# Mini Magnum Ice Creams



## jamman (May 6, 2002)

Pointless I just end up eating three or four.....


----------



## Lollypop86 (Oct 26, 2013)

so thats the like whole box yea? lol

J
xx


----------



## brian1978 (Jul 10, 2013)

Saw that one coming.


----------



## Lollypop86 (Oct 26, 2013)

he knows I L him really

J
xx


----------



## jamman (May 6, 2002)

brian1978 said:


> Saw that one coming.


I posted knowing full well I would get grief.

Don't give it if you can't take it that's my rule of thumb.

No Jessica it's actually a box of 12. I can hear them calling me.....


----------



## Lollypop86 (Oct 26, 2013)

lol eat all 12 in 1 sitting I DOUBLE DARE YOU!

J
xx


----------



## Wallsendmag (Feb 12, 2004)

Friday night ADI weekend


----------



## jamman (May 6, 2002)

Wallsendmag said:


> Friday night ADI weekend


Nah Andrew they would melt on the way down *

*Im lying Neil would have 4 and I would devour 8 on the drive down.


----------



## neilc (Aug 8, 2011)

jamman said:


> Pointless I just end up eating three or four.....

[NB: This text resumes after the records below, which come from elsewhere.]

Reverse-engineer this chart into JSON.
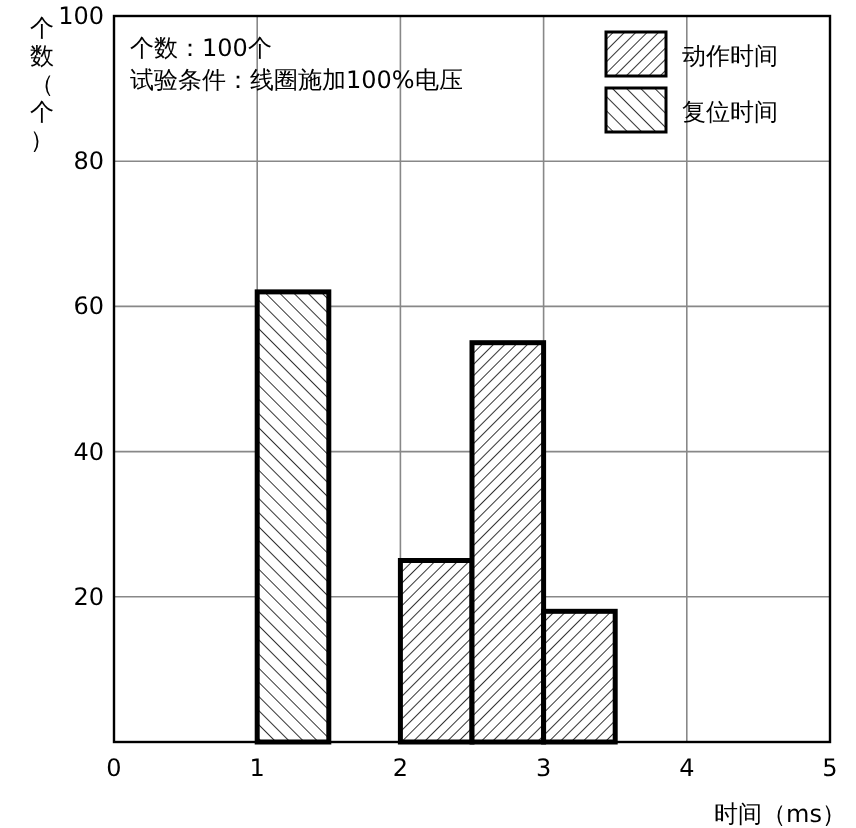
{
  "chart_data": {
    "type": "histogram",
    "xlabel": "时间（ms）",
    "ylabel": "个数（个）",
    "annotations": [
      "个数：100个",
      "试验条件：线圈施加100%电压"
    ],
    "series": [
      {
        "name": "动作时间",
        "color": "#000000",
        "values": [
          null,
          null,
          25,
          55,
          18
        ]
      },
      {
        "name": "复位时间",
        "color": "#000000",
        "values": [
          62,
          null,
          null,
          null,
          null
        ]
      }
    ],
    "bins": [
      1,
      1.5,
      2,
      2.5,
      3,
      3.5
    ],
    "xlim": [
      0,
      5
    ],
    "xticks": [
      0,
      1,
      2,
      3,
      4,
      5
    ],
    "ylim": [
      0,
      100
    ],
    "yticks": [
      {
        "value": 0,
        "label": null
      },
      20,
      40,
      60,
      80,
      100
    ],
    "grid": true,
    "legend": "top right"
  }
}
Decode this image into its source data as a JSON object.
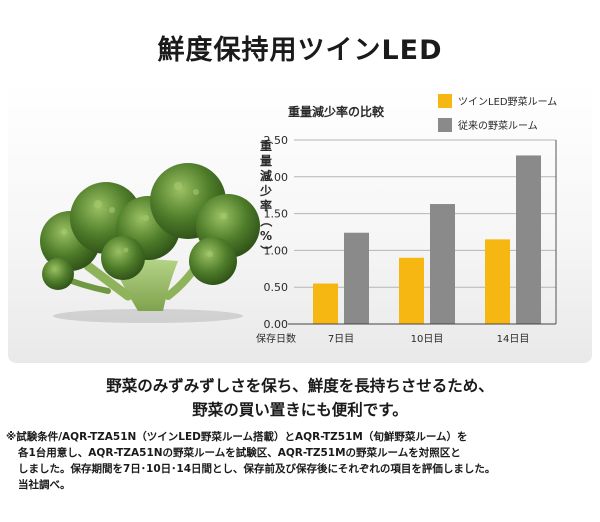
{
  "header": {
    "title": "鮮度保持用ツインLED"
  },
  "chart_data": {
    "type": "bar",
    "title": "重量減少率の比較",
    "ylabel": "重量減少率（%）",
    "xlabel": "保存日数",
    "categories": [
      "7日目",
      "10日目",
      "14日目"
    ],
    "series": [
      {
        "name": "ツインLED野菜ルーム",
        "color": "#f6b713",
        "values": [
          0.55,
          0.9,
          1.15
        ]
      },
      {
        "name": "従来の野菜ルーム",
        "color": "#8a8a8a",
        "values": [
          1.24,
          1.63,
          2.29
        ]
      }
    ],
    "ylim": [
      0,
      2.5
    ],
    "yticks": [
      "0.00",
      "0.50",
      "1.00",
      "1.50",
      "2.00",
      "2.50"
    ],
    "grid": true,
    "legend": "top-right"
  },
  "caption": {
    "line1": "野菜のみずみずしさを保ち、鮮度を長持ちさせるため、",
    "line2": "野菜の買い置きにも便利です。"
  },
  "footnote": {
    "line1": "※試験条件/AQR-TZA51N（ツインLED野菜ルーム搭載）とAQR-TZ51M（旬鮮野菜ルーム）を",
    "line2": "各1台用意し、AQR-TZA51Nの野菜ルームを試験区、AQR-TZ51Mの野菜ルームを対照区と",
    "line3": "しました。保存期間を7日･10日･14日間とし、保存前及び保存後にそれぞれの項目を評価しました。",
    "line4": "当社調べ。"
  },
  "image": {
    "icon": "broccoli-image"
  }
}
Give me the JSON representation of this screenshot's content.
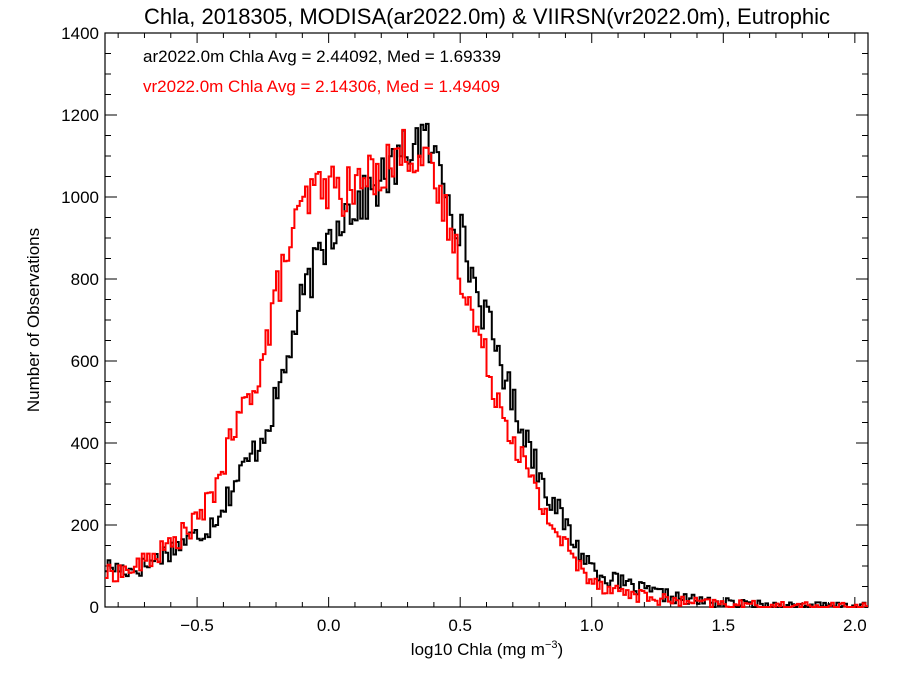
{
  "chart_data": {
    "type": "line",
    "title": "Chla, 2018305, MODISA(ar2022.0m) & VIIRSN(vr2022.0m), Eutrophic",
    "xlabel_main": "log10 Chla (mg m",
    "xlabel_exp": "−3",
    "xlabel_end": ")",
    "ylabel": "Number of Observations",
    "xlim": [
      -0.85,
      2.05
    ],
    "ylim": [
      0,
      1400
    ],
    "x_ticks": [
      -0.5,
      0.0,
      0.5,
      1.0,
      1.5,
      2.0
    ],
    "x_tick_labels": [
      "−0.5",
      "0.0",
      "0.5",
      "1.0",
      "1.5",
      "2.0"
    ],
    "y_ticks": [
      0,
      200,
      400,
      600,
      800,
      1000,
      1200,
      1400
    ],
    "y_tick_labels": [
      "0",
      "200",
      "400",
      "600",
      "800",
      "1000",
      "1200",
      "1400"
    ],
    "grid": false,
    "legend": "top-left",
    "annotations": [
      {
        "text": "ar2022.0m Chla Avg = 2.44092, Med = 1.69339",
        "color": "#000000"
      },
      {
        "text": "vr2022.0m Chla Avg = 2.14306, Med = 1.49409",
        "color": "#ff0000"
      }
    ],
    "series": [
      {
        "color": "#000000",
        "x": [
          -0.85,
          -0.75,
          -0.7,
          -0.65,
          -0.6,
          -0.55,
          -0.5,
          -0.45,
          -0.4,
          -0.35,
          -0.3,
          -0.25,
          -0.2,
          -0.15,
          -0.1,
          -0.05,
          0.0,
          0.05,
          0.1,
          0.15,
          0.2,
          0.25,
          0.3,
          0.35,
          0.4,
          0.45,
          0.5,
          0.55,
          0.6,
          0.65,
          0.7,
          0.75,
          0.8,
          0.85,
          0.9,
          0.95,
          1.0,
          1.05,
          1.1,
          1.2,
          1.3,
          1.4,
          1.5,
          1.6,
          1.7,
          1.8,
          1.9,
          2.0,
          2.05
        ],
        "y": [
          100,
          90,
          100,
          120,
          140,
          160,
          175,
          200,
          250,
          310,
          360,
          420,
          500,
          620,
          750,
          830,
          900,
          960,
          980,
          1000,
          1040,
          1070,
          1120,
          1150,
          1100,
          1030,
          920,
          800,
          700,
          610,
          500,
          420,
          330,
          260,
          200,
          140,
          100,
          75,
          60,
          40,
          25,
          15,
          10,
          5,
          4,
          3,
          2,
          1,
          1
        ]
      },
      {
        "color": "#ff0000",
        "x": [
          -0.85,
          -0.75,
          -0.7,
          -0.65,
          -0.6,
          -0.55,
          -0.5,
          -0.45,
          -0.4,
          -0.35,
          -0.3,
          -0.25,
          -0.2,
          -0.15,
          -0.1,
          -0.05,
          0.0,
          0.05,
          0.1,
          0.15,
          0.2,
          0.25,
          0.3,
          0.35,
          0.4,
          0.45,
          0.5,
          0.55,
          0.6,
          0.65,
          0.7,
          0.75,
          0.8,
          0.85,
          0.9,
          0.95,
          1.0,
          1.05,
          1.1,
          1.2,
          1.3,
          1.4,
          1.5,
          1.6,
          1.7,
          1.8,
          1.9,
          2.0,
          2.05
        ],
        "y": [
          80,
          90,
          110,
          130,
          150,
          180,
          210,
          260,
          350,
          440,
          520,
          600,
          760,
          880,
          970,
          1020,
          1030,
          1010,
          1020,
          1050,
          1070,
          1090,
          1120,
          1100,
          1030,
          950,
          830,
          700,
          600,
          500,
          420,
          340,
          260,
          200,
          150,
          100,
          70,
          50,
          40,
          25,
          15,
          10,
          7,
          4,
          3,
          2,
          1,
          1,
          1
        ]
      }
    ]
  }
}
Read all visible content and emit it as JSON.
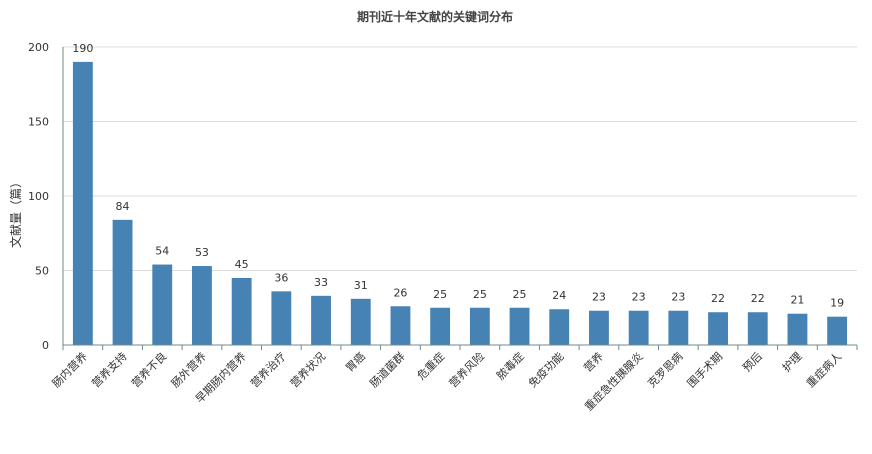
{
  "chart_data": {
    "type": "bar",
    "title": "期刊近十年文献的关键词分布",
    "xlabel": "",
    "ylabel": "文献量（篇）",
    "ylim": [
      0,
      200
    ],
    "yticks": [
      "0",
      "50",
      "100",
      "150",
      "200"
    ],
    "grid": true,
    "bar_color": "#4682b4",
    "categories": [
      "肠内营养",
      "营养支持",
      "营养不良",
      "肠外营养",
      "早期肠内营养",
      "营养治疗",
      "营养状况",
      "胃癌",
      "肠道菌群",
      "危重症",
      "营养风险",
      "脓毒症",
      "免疫功能",
      "营养",
      "重症急性胰腺炎",
      "克罗恩病",
      "围手术期",
      "预后",
      "护理",
      "重症病人"
    ],
    "values": [
      190,
      84,
      54,
      53,
      45,
      36,
      33,
      31,
      26,
      25,
      25,
      25,
      24,
      23,
      23,
      23,
      22,
      22,
      21,
      19
    ],
    "data_labels": [
      "190",
      "84",
      "54",
      "53",
      "45",
      "36",
      "33",
      "31",
      "26",
      "25",
      "25",
      "25",
      "24",
      "23",
      "23",
      "23",
      "22",
      "22",
      "21",
      "19"
    ]
  }
}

 :lol: :lol: :lol: :lol: :lol: :lol: I bloody knew they wouldn't last long !!!


----------



## brian1978 (Jul 10, 2013)

jamman said:


> brian1978 said:
> 
> 
> > Saw that one coming.
> ...


They are saying email
Eeeeeeeeeat me eeeeeeeeeeeeeeeat me.


----------



## jamman (May 6, 2002)

neilc said:


> jamman said:
> 
> 
> > Pointless I just end up eating three or four.....
> ...


You know it.....

The white ones will last the longest and that might be Tuesday at a push......


----------



## Lollypop86 (Oct 26, 2013)

bellys gona get ya!

J
xx


----------



## neilc (Aug 8, 2011)

Had the leftover cakes yet ?


----------



## Lollypop86 (Oct 26, 2013)

neilc said:


> Had the leftover cakes yet ?


what sort of cakes?

J
xx


----------



## jamman (May 6, 2002)

Lollypop86 said:


> neilc said:
> 
> 
> > Had the leftover cakes yet ?
> ...


Big Polish ones and yes just finished one 

Only got one left now.....


----------



## Lollypop86 (Oct 26, 2013)

sharing's caring you know that right....

oh and you never got back to me about what we spoke about

J
xx


----------



## jamman (May 6, 2002)

Lollypop86 said:


> sharing's caring you know that right....
> 
> oh and you never got back to me about what we spoke about
> 
> ...


Still waiting on an answer from his bloody brother (tomorrow)

I will take pic of cake just for you they are GORGEOUS


----------



## jamman (May 6, 2002)

They are big :wink:


----------



## A3DFU (May 7, 2002)

jamman said:


> They are big :wink:


Apfelstreusel


----------



## Lollypop86 (Oct 26, 2013)

jamman said:


> They are big :wink:


ooooo I love a big cake

J
xx


----------



## Skeee (Jun 9, 2009)

Lollypop86 said:


> ooooo I love a big cake
> J
> xx


 Me too!


----------



## Lollypop86 (Oct 26, 2013)

umm.....dont really want to know whats in your night time dvd collection lol

J
xx


----------



## Gazzer (Jun 12, 2010)

Skeee said:


> Lollypop86 said:
> 
> 
> > ooooo I love a big cake
> ...


Now thats a cake id have for breakkie lunch & dinner skeeee


----------